Thursday, May 17, 2012

Some money is BOTH base AND broad.

Most people who have worked thru a basic introductory economics text book know that a nation’s stock of money can be split into an infinite number of categories. But one common categorisation involves splitting money supply into just two categories: base and broad.

Base money is central bank created money. Other names include “the monetary base” or “high powered money”. In contrast, there is broad money, i.e. commercial bank created money.

However, there is a small portion of the total money supply which is both base AND broad. This arises where a private sector non-bank entity purchases government debt. And this small portion of the money supply seems to give rise to a large amount of confusion: hence this post.

When a non-bank entity buys government debt, the central bank then owes the entity a debt. But non-bank entities cannot deal direct with central banks. So when the above purchase occurs, the arrangement the relevant parties end up with is: central bank owes a commercial bank a debt, and the commercial bank owes the above entity a debt.

Or as the Bank of England puts it, “When assets are purchased from non-banks . . . the banking sector gains both new reserves at the Bank of England and a corresponding increase in customer deposits.”

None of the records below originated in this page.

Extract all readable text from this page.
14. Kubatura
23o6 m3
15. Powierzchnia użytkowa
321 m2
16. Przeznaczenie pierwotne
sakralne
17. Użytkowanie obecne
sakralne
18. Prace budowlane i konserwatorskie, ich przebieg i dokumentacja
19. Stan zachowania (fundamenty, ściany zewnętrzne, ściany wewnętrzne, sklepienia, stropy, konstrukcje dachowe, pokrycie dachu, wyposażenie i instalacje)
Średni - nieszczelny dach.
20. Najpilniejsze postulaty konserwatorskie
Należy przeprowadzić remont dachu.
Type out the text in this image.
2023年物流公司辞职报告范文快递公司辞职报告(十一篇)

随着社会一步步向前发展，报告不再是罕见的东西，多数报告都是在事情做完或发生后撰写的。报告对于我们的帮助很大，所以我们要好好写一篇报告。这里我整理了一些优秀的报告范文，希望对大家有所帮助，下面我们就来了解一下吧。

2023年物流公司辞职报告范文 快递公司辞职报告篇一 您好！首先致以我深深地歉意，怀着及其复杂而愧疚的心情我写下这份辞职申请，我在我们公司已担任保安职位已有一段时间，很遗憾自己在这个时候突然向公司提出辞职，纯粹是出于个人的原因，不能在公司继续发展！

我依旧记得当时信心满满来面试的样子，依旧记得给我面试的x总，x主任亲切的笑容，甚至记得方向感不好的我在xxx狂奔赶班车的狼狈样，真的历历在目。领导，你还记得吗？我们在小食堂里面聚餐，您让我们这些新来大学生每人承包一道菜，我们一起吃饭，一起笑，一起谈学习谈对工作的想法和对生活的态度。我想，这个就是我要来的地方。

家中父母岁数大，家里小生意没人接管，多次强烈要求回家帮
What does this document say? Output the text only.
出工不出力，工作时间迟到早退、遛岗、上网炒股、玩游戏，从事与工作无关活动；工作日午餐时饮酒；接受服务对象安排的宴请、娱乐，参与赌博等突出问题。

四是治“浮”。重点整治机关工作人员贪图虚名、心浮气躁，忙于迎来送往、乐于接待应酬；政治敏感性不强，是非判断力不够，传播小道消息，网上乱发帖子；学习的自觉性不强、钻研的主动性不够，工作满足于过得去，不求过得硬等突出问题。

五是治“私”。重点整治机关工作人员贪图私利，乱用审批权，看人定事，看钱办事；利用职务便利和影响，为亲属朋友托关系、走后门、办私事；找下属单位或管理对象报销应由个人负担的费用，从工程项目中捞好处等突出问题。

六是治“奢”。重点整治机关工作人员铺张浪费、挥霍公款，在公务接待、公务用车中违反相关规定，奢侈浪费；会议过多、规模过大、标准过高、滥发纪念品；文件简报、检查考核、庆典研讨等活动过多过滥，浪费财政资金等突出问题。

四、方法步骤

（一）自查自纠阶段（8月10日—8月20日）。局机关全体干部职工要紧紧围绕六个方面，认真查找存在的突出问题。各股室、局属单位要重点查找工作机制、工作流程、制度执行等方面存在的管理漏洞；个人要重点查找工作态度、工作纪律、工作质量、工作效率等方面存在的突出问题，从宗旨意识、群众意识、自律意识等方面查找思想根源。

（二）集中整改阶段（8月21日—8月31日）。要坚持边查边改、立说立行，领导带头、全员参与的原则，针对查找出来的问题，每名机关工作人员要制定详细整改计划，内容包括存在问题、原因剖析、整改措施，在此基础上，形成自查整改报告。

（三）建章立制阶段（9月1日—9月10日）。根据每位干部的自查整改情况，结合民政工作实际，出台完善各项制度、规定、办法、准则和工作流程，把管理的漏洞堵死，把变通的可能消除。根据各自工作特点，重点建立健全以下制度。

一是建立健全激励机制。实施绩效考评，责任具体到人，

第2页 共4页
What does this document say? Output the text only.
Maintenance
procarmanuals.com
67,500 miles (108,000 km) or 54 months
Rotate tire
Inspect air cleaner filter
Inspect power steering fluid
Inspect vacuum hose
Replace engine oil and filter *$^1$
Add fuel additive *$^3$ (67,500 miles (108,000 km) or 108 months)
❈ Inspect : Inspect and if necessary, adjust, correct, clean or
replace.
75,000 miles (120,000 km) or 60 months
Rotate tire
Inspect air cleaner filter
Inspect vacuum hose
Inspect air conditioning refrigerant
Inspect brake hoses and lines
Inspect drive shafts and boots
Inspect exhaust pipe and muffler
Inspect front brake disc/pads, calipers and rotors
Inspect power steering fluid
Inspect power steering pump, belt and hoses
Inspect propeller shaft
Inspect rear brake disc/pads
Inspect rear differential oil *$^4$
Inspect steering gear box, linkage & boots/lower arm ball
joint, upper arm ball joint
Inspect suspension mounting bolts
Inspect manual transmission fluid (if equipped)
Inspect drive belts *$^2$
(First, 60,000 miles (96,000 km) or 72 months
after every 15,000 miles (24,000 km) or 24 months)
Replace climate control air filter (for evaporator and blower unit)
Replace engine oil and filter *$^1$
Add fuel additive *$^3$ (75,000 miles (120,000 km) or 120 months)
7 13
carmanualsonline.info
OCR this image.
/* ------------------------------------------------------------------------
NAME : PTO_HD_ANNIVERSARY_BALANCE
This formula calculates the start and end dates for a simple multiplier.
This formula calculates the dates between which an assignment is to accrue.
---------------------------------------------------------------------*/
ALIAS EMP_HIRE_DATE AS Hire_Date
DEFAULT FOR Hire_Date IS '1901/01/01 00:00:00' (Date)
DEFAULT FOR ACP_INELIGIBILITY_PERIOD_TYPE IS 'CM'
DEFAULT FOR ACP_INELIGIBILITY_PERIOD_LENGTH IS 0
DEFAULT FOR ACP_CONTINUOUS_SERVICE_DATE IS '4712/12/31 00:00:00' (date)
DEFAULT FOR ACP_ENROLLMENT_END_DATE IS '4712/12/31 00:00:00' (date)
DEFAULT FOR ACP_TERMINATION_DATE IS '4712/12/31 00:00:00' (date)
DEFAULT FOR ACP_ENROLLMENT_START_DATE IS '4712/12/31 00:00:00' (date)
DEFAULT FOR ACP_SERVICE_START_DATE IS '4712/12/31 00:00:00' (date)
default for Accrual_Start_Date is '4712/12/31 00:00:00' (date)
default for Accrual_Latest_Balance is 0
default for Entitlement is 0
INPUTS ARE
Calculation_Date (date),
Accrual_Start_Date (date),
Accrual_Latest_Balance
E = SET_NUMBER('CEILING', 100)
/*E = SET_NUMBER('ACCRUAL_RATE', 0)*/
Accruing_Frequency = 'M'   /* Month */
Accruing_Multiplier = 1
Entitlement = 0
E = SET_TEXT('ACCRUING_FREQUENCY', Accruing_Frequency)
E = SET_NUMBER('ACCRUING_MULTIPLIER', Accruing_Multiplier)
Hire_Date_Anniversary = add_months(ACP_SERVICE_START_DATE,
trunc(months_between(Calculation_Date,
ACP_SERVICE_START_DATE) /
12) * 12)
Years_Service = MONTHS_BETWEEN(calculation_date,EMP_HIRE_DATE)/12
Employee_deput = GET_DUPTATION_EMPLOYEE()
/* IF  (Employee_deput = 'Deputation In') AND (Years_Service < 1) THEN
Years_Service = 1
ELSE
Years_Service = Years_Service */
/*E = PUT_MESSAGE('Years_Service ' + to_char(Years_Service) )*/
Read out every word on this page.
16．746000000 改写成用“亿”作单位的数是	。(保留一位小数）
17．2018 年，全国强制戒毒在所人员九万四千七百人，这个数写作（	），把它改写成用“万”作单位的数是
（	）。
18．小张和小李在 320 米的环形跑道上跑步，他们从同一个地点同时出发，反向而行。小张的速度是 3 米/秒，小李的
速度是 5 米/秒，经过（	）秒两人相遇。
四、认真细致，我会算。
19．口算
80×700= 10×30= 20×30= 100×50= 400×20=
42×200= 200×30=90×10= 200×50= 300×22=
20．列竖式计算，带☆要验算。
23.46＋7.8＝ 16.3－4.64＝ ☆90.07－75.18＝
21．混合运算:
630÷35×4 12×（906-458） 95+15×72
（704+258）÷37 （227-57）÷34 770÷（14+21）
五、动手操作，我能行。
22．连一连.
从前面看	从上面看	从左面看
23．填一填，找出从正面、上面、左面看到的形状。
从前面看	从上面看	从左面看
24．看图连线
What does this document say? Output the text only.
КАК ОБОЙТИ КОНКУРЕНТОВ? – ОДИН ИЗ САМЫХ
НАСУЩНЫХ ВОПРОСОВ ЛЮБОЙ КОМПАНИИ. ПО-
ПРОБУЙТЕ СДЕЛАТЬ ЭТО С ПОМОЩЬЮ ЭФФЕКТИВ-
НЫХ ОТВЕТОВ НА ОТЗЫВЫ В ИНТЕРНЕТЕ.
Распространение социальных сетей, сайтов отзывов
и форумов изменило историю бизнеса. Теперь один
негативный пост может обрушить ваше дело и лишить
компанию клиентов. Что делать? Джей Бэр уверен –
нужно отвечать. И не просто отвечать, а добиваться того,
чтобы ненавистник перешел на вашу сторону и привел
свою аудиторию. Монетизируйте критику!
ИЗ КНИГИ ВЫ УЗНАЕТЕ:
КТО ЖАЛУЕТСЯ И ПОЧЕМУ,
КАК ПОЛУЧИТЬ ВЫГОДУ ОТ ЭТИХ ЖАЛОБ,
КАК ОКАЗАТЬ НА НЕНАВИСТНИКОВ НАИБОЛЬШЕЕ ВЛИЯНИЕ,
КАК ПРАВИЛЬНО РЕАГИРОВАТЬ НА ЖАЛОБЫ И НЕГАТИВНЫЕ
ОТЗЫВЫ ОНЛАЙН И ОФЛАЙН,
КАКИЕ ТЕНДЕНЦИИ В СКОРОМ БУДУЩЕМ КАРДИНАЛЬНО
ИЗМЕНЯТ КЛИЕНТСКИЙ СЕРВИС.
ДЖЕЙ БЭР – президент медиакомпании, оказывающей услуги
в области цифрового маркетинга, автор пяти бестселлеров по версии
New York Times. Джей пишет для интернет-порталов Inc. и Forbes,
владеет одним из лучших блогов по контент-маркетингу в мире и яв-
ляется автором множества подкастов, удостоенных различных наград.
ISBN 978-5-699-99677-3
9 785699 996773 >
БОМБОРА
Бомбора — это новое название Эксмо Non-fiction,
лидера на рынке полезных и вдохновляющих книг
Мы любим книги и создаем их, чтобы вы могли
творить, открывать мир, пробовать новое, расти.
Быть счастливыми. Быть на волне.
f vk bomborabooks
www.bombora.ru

And in a different document, and in different words, the BoE says, “If the Bank of England purchases an asset from a non-bank company, it pays for the asset via the seller’s bank. It credits the reserve account of the seller’s bank with the funds, and the bank credits the account of the seller with a deposit. (Hat tip to Gillian Swanson for directing me to the above BoE articles.)

Money is of course a form of debt: a creditor / debtor relationship. And the creditor in that relationship can make someone else the creditor (for some or all of the debt). “Making someone else a creditor” is commonly known as “making a payment”.

The actual size of the above tranche of money that is both base and broad is normally insignificant. But it will have risen substantially as a result of QE. As far as I can see from U.S. figures, the size of this tranche is currently about the same as the total amount of physical cash in circulation ($100 bills, coins, etc).